News Corp sells stakes in Chinese TV channels
August 10th, 2010 - 9:09 UTC
by Andy Sennitt.

Rupert Murdoch’s News Corp said it will sell a controlling stake in three Chinese TV channels to a fund backed by China’s number two broadcaster, marking a major retreat after years of difficulties. News Corp will sell a stake in Xing Kong, Xing Kong International and Channel [V] Mainland China, along with its Fortune Star Chinese movie library, to China Media Capital, the US media giant said on its website yesterday.

Rupert Murdoch, whose wife Wendi Deng is Chinese, has pulled back from China in recent years as Beijing tightened its stranglehold over the broadcast industry, thwarting the media mogul’s ambitions. “Due to the restrictions, foreign media companies cannot make much money in China,” said Yuan Fang, a professor at the Communication University of China, was quoted by the official China Daily as saying.

The terms of the agreement were not disclosed. The deal marks the first transaction for China Media Capital, a five billion yuan ($739 million) investment fund set up in 2009 to invest in the media industry.

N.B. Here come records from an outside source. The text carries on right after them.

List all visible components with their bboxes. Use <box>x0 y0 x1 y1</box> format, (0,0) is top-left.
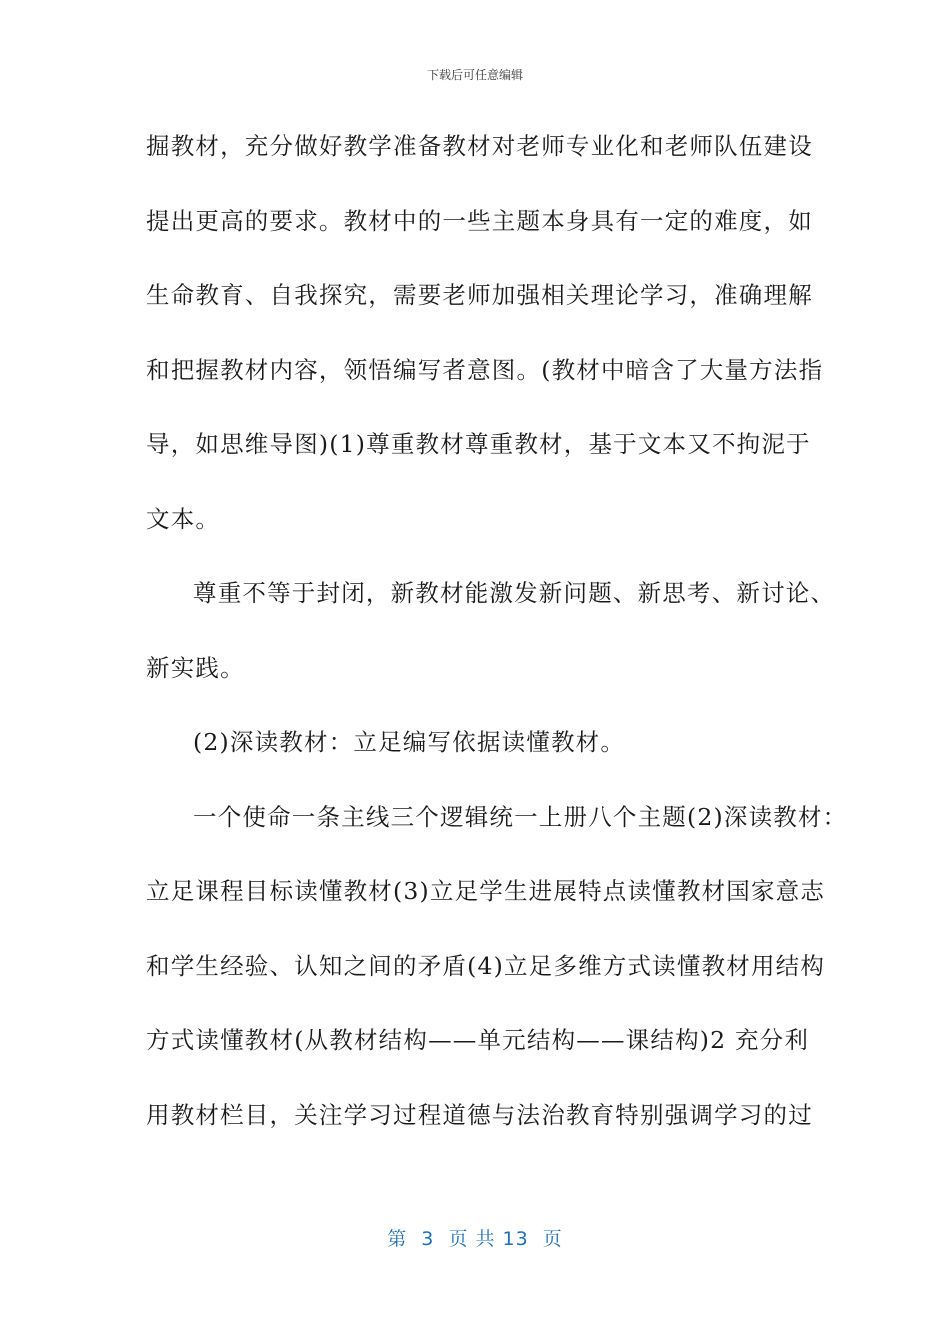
text-line: 和学生经验、认知之间的矛盾(4)立足多维方式读懂教材用结构 <box>146 951 826 980</box>
text-line: (2)深读教材：立足编写依据读懂教材。 <box>193 728 626 756</box>
text-line: 导，如思维导图)(1)尊重教材尊重教材，基于文本又不拘泥于 <box>146 430 811 458</box>
text-line: 用教材栏目，关注学习过程道德与法治教育特别强调学习的过 <box>146 1100 813 1129</box>
page-header-note: 下载后可任意编辑 <box>426 68 523 82</box>
text-line: 新实践。 <box>146 653 245 682</box>
document-body <box>146 122 848 1165</box>
page-number-footer: 第 3 页 共 13 页 <box>387 1228 563 1250</box>
text-line: 一个使命一条主线三个逻辑统一上册八个主题(2)深读教材： <box>193 802 848 831</box>
text-line: 和把握教材内容，领悟编写者意图。(教材中暗含了大量方法指 <box>146 355 824 384</box>
text-line: 提出更高的要求。教材中的一些主题本身具有一定的难度，如 <box>146 206 813 235</box>
text-line: 掘教材，充分做好教学准备教材对老师专业化和老师队伍建设 <box>146 132 813 160</box>
text-line: 尊重不等于封闭，新教材能激发新问题、新思考、新讨论、 <box>193 579 836 607</box>
text-line: 文本。 <box>146 504 221 533</box>
text-line: 生命教育、自我探究，需要老师加强相关理论学习，准确理解 <box>146 281 813 309</box>
text-line: 立足课程目标读懂教材(3)立足学生进展特点读懂教材国家意志 <box>146 877 826 905</box>
text-line: 方式读懂教材(从教材结构——单元结构——课结构)2 充分利 <box>146 1026 810 1054</box>
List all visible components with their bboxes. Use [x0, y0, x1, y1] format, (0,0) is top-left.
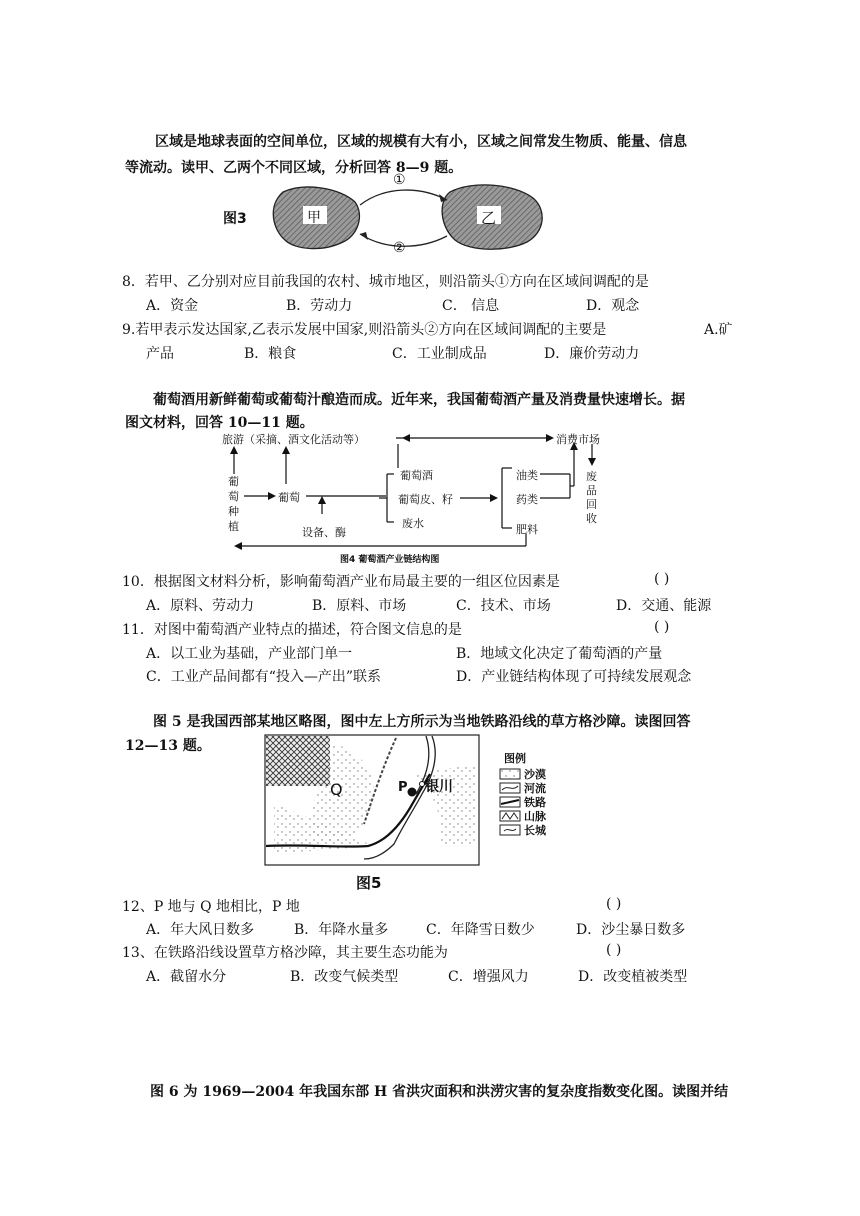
question-10-option-a: A．原料、劳动力 — [146, 598, 255, 614]
figure-3-label: 图3 — [223, 211, 247, 227]
recycle-char: 回 — [586, 498, 597, 511]
question-10-stem: 10．根据图文材料分析，影响葡萄酒产业布局最主要的一组区位因素是 — [122, 574, 560, 590]
intro2-line2: 图文材料，回答 10—11 题。 — [125, 415, 314, 431]
question-12-option-b: B．年降水量多 — [294, 922, 389, 938]
question-10-option-d: D．交通、能源 — [616, 598, 712, 614]
question-13-option-a: A．截留水分 — [146, 969, 227, 985]
recycle-char: 废 — [586, 470, 597, 483]
planting-node — [228, 474, 239, 534]
arrow-2-label: ② — [393, 240, 406, 256]
legend-desert: 沙漠 — [524, 768, 546, 781]
figure-5 — [264, 734, 564, 894]
region-a-label: 甲 — [307, 210, 321, 226]
intro1-line2: 等流动。读甲、乙两个不同区域，分析回答 8—9 题。 — [125, 160, 463, 176]
wine-node: 葡萄酒 — [400, 469, 433, 482]
oil-node: 油类 — [516, 469, 538, 482]
legend-mountain: 山脉 — [524, 810, 546, 823]
legend-railway: 铁路 — [524, 796, 546, 809]
grape-node: 葡萄 — [278, 491, 300, 504]
fertilizer-node: 肥料 — [516, 523, 538, 536]
question-12-answer-bracket: ( ) — [606, 896, 622, 912]
question-9-option-a-part2: 产品 — [146, 346, 174, 362]
region-b-label: 乙 — [481, 209, 497, 227]
question-9-stem: 9.若甲表示发达国家,乙表示发展中国家,则沿箭头②方向在区域间调配的主要是 — [122, 322, 607, 338]
intro2-line1: 葡萄酒用新鲜葡萄或葡萄汁酿造而成。近年来，我国葡萄酒产量及消费量快速增长。据 — [153, 392, 685, 408]
figure-3 — [215, 170, 555, 260]
point-q-label: Q — [330, 780, 343, 799]
legend — [524, 768, 546, 838]
question-8-option-a: A．资金 — [146, 298, 199, 314]
question-10-option-c: C．技术、市场 — [456, 598, 551, 614]
question-9-option-c: C．工业制成品 — [392, 346, 487, 362]
planting-char: 植 — [228, 520, 239, 533]
question-12-option-d: D．沙尘暴日数多 — [576, 922, 686, 938]
question-10-answer-bracket: ( ) — [654, 571, 670, 587]
planting-char: 种 — [228, 505, 239, 518]
yinchuan-label: 银川 — [425, 779, 453, 795]
intro3-line2: 12—13 题。 — [125, 738, 211, 754]
question-13-option-d: D．改变植被类型 — [578, 969, 688, 985]
question-9-option-a-part1: A.矿 — [704, 322, 733, 338]
question-13-option-b: B．改变气候类型 — [290, 969, 399, 985]
question-9-option-b: B．粮食 — [244, 346, 297, 362]
medicine-node: 药类 — [516, 493, 538, 506]
question-8-option-d: D．观念 — [586, 298, 640, 314]
legend-title: 图例 — [504, 752, 526, 765]
equipment-node: 设备、酶 — [302, 526, 346, 539]
planting-char: 葡 — [228, 475, 239, 488]
arrow-1-label: ① — [393, 172, 406, 188]
question-11-answer-bracket: ( ) — [654, 619, 670, 635]
market-node: 消费市场 — [556, 433, 600, 446]
figure-4 — [222, 428, 622, 568]
question-13-option-c: C．增强风力 — [448, 969, 529, 985]
skin-seed-node: 葡萄皮、籽 — [398, 493, 453, 506]
planting-char: 萄 — [228, 490, 239, 503]
question-12-option-a: A．年大风日数多 — [146, 922, 255, 938]
question-10-option-b: B．原料、市场 — [312, 598, 407, 614]
question-11-option-b: B．地域文化决定了葡萄酒的产量 — [456, 646, 663, 662]
intro3-line1: 图 5 是我国西部某地区略图，图中左上方所示为当地铁路沿线的草方格沙障。读图回答 — [153, 714, 691, 730]
question-11-option-c: C．工业产品间都有“投入—产出”联系 — [146, 669, 382, 685]
question-12-option-c: C．年降雪日数少 — [426, 922, 535, 938]
question-13-answer-bracket: ( ) — [606, 942, 622, 958]
legend-great-wall: 长城 — [524, 824, 546, 837]
question-11-option-d: D．产业链结构体现了可持续发展观念 — [456, 669, 692, 685]
question-8-option-b: B．劳动力 — [286, 298, 353, 314]
intro1-line1: 区域是地球表面的空间单位，区域的规模有大有小，区域之间常发生物质、能量、信息 — [155, 134, 687, 150]
question-11-option-a: A．以工业为基础，产业部门单一 — [146, 646, 353, 662]
figure-5-label: 图5 — [356, 874, 382, 892]
question-8-stem: 8．若甲、乙分别对应目前我国的农村、城市地区，则沿箭头①方向在区域间调配的是 — [122, 274, 649, 290]
point-p-label: P — [398, 780, 408, 795]
legend-river: 河流 — [524, 782, 546, 795]
tourism-node: 旅游（采摘、酒文化活动等） — [222, 433, 365, 446]
figure-4-caption: 图4 葡萄酒产业链结构图 — [340, 555, 440, 565]
recycle-char: 收 — [586, 512, 597, 525]
recycle-char: 品 — [586, 484, 597, 497]
intro4-line1: 图 6 为 1969—2004 年我国东部 H 省洪灾面积和洪涝灾害的复杂度指数变化图。读图并结 — [150, 1084, 729, 1100]
recycle-node — [586, 470, 597, 526]
question-9-option-d: D．廉价劳动力 — [544, 346, 640, 362]
question-8-option-c: C． 信息 — [442, 298, 500, 314]
question-13-stem: 13、在铁路沿线设置草方格沙障，其主要生态功能为 — [122, 945, 448, 961]
waste-water-node: 废水 — [402, 517, 424, 530]
question-12-stem: 12、P 地与 Q 地相比，P 地 — [122, 899, 300, 915]
question-11-stem: 11．对图中葡萄酒产业特点的描述，符合图文信息的是 — [122, 622, 462, 638]
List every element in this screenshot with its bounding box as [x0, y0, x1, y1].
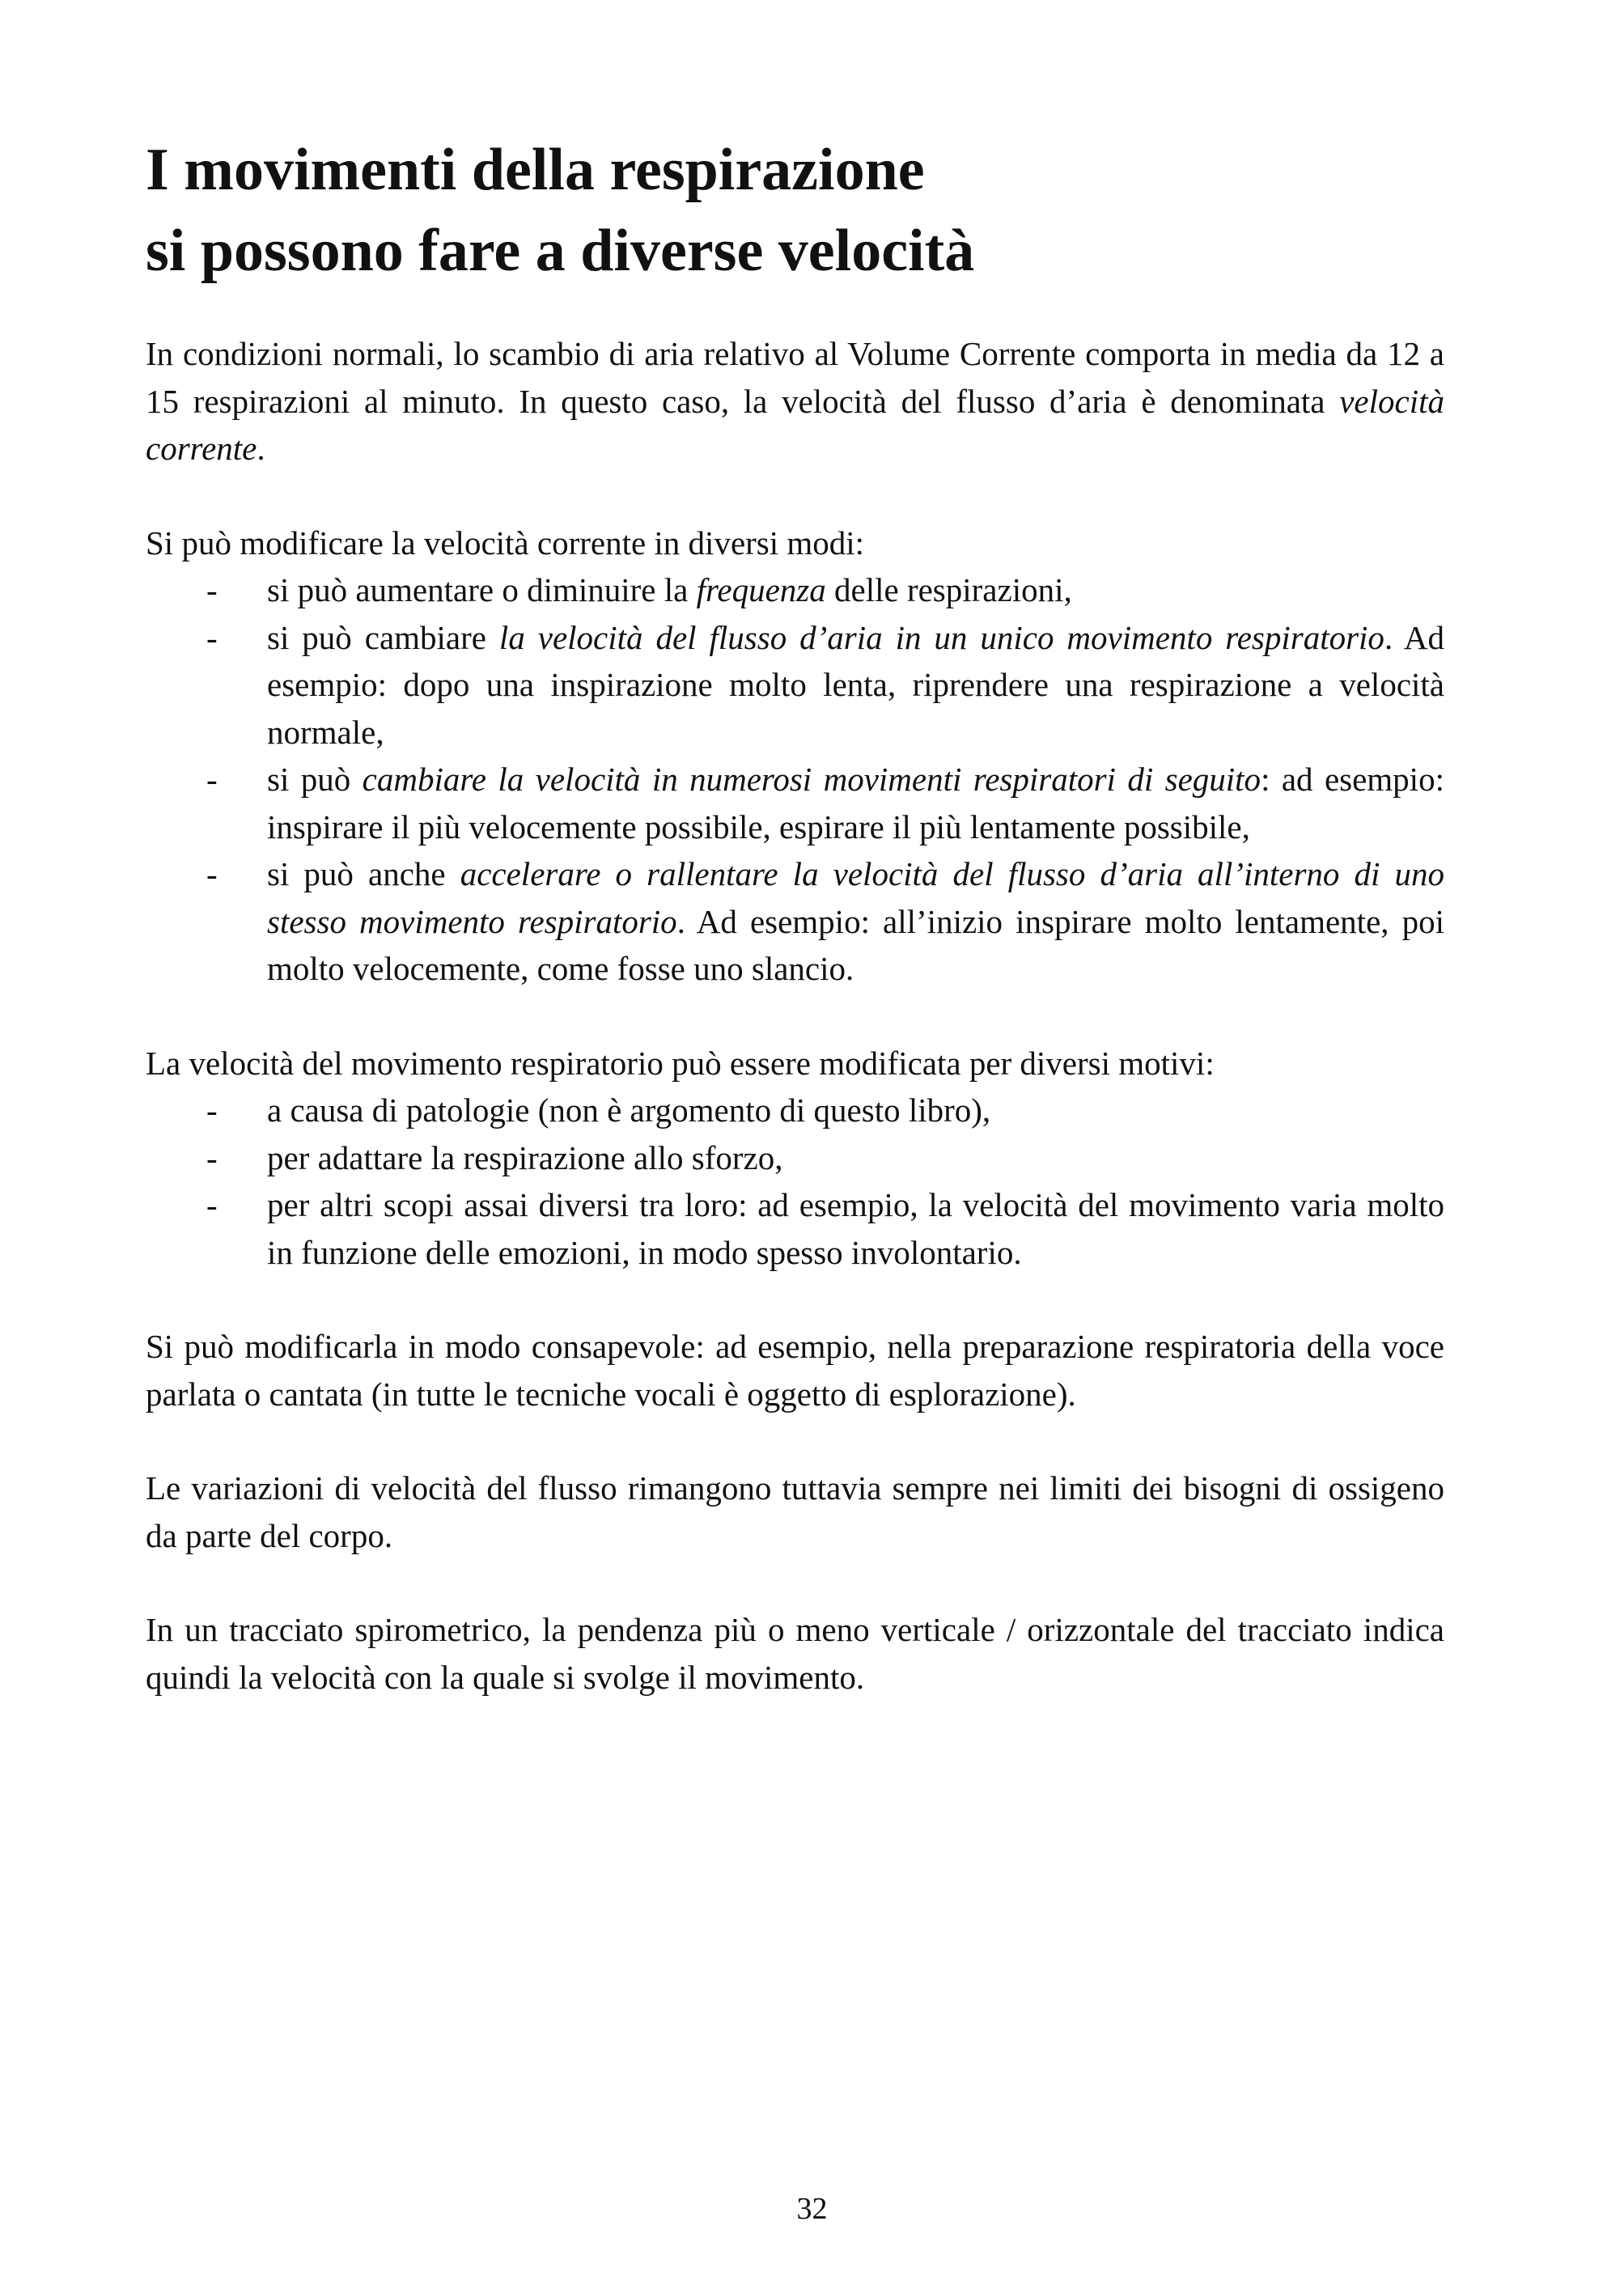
dash-bullet: -: [206, 1138, 218, 1176]
dash-bullet: -: [206, 618, 218, 656]
item-text: si può: [267, 761, 363, 798]
item-text: si può aumentare o diminuire la: [267, 571, 697, 608]
dash-bullet: -: [206, 571, 218, 608]
dash-bullet: -: [206, 1186, 218, 1223]
italic-term: frequenza: [696, 571, 826, 608]
paragraph-limiti: Le variazioni di velocità del flusso rimangono tuttavia sempre nei limiti dei bisogni di ossigeno da parte del corpo.: [146, 1469, 1444, 1554]
item-text: per adattare la respirazione allo sforzo,: [267, 1138, 783, 1176]
item-text: delle respirazioni,: [825, 571, 1072, 608]
item-text: a causa di patologie (non è argomento di questo libro),: [267, 1091, 991, 1129]
dash-bullet: -: [206, 1091, 218, 1129]
item-text: . Ad esempio: all’inizio inspirare molto lentamente, poi molto velocemente, come fosse uno slancio.: [267, 902, 1444, 987]
page-content: [146, 129, 1444, 1701]
paragraph-modi: [146, 519, 1444, 993]
italic-term: velocità corrente: [146, 382, 1444, 467]
italic-term: la velocità del flusso d’aria in un unico movimento respiratorio: [498, 618, 1384, 656]
paragraph-intro: Si può modificare la velocità corrente in diversi modi:: [146, 523, 865, 562]
list-item: [146, 850, 1444, 993]
italic-term: cambiare la velocità in numerosi movimenti respiratori di seguito: [362, 761, 1261, 798]
list-modi: [146, 566, 1444, 993]
dash-bullet: -: [206, 761, 218, 798]
paragraph-velocita-corrente: [146, 330, 1444, 473]
paragraph-text: In condizioni normali, lo scambio di aria relativo al Volume Corrente comporta in media da 12 a 15 respirazioni al minuto. In questo caso, la velocità del flusso d’aria è denominata: [146, 335, 1444, 420]
paragraph-motivi: [146, 1040, 1444, 1277]
page-title: [146, 129, 1444, 291]
dash-bullet: -: [206, 855, 218, 892]
item-text: per altri scopi assai diversi tra loro: ad esempio, la velocità del movimento varia molto in funzione delle emozioni, in modo spesso involontario.: [267, 1186, 1444, 1271]
paragraph-intro: La velocità del movimento respiratorio può essere modificata per diversi motivi:: [146, 1044, 1215, 1082]
paragraph-spirometrico: In un tracciato spirometrico, la pendenza più o meno verticale / orizzontale del tracciato indica quindi la velocità con la quale si svolge il movimento.: [146, 1611, 1444, 1696]
item-text: : ad esempio: inspirare il più velocemente possibile, espirare il più lentamente possibile,: [267, 761, 1444, 846]
title-line-1: I movimenti della respirazione: [146, 137, 925, 203]
list-item: [146, 1181, 1444, 1276]
list-item: [146, 756, 1444, 850]
list-item: [146, 1134, 1444, 1182]
paragraph-tail: .: [257, 430, 265, 467]
list-item: [146, 614, 1444, 757]
list-motivi: [146, 1087, 1444, 1276]
italic-term: accelerare o rallentare la velocità del flusso d’aria all’interno di uno stesso movimento respiratorio: [267, 855, 1444, 940]
page-number: 32: [796, 2192, 828, 2226]
title-line-2: si possono fare a diverse velocità: [146, 218, 975, 284]
list-item: [146, 566, 1444, 614]
item-text: . Ad esempio: dopo una inspirazione molto lenta, riprendere una respirazione a velocità normale,: [267, 618, 1444, 751]
list-item: [146, 1087, 1444, 1134]
item-text: si può cambiare: [267, 618, 499, 656]
paragraph-consapevole: Si può modificarla in modo consapevole: ad esempio, nella preparazione respiratoria della voce parlata o cantata (in tutte le tecniche vocali è oggetto di esplorazione).: [146, 1328, 1444, 1413]
item-text: si può anche: [267, 855, 460, 892]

It is backed by state-owned Shanghai Media Group and China Development Bank

Under the deal, CMC and News Corp will set up a joint venture that will be headquartered in Beijing and have offices in Hong Kong, Shanghai, Guangzhou in the south and Chongqing in the southwest. Jack Gao, Vice President of News Corp and Chief Executive of Star China, will run the new company.

“The agreement with CMC recognises the value we have created in Star China and enables us to continue to grow it for the future,” said James Murdoch, Chairman and Chief Executive of News Corp Europe and Asia.

The transaction comes as China steps up efforts to expand its influence in the global media industry.
Beijing has earmarked 45 billion yuan to fund the expansion of groups including Xinhua, state television station CCTV and China Radio International, according to media reports - at a time when the industry is facing a major money crunch elsewhere.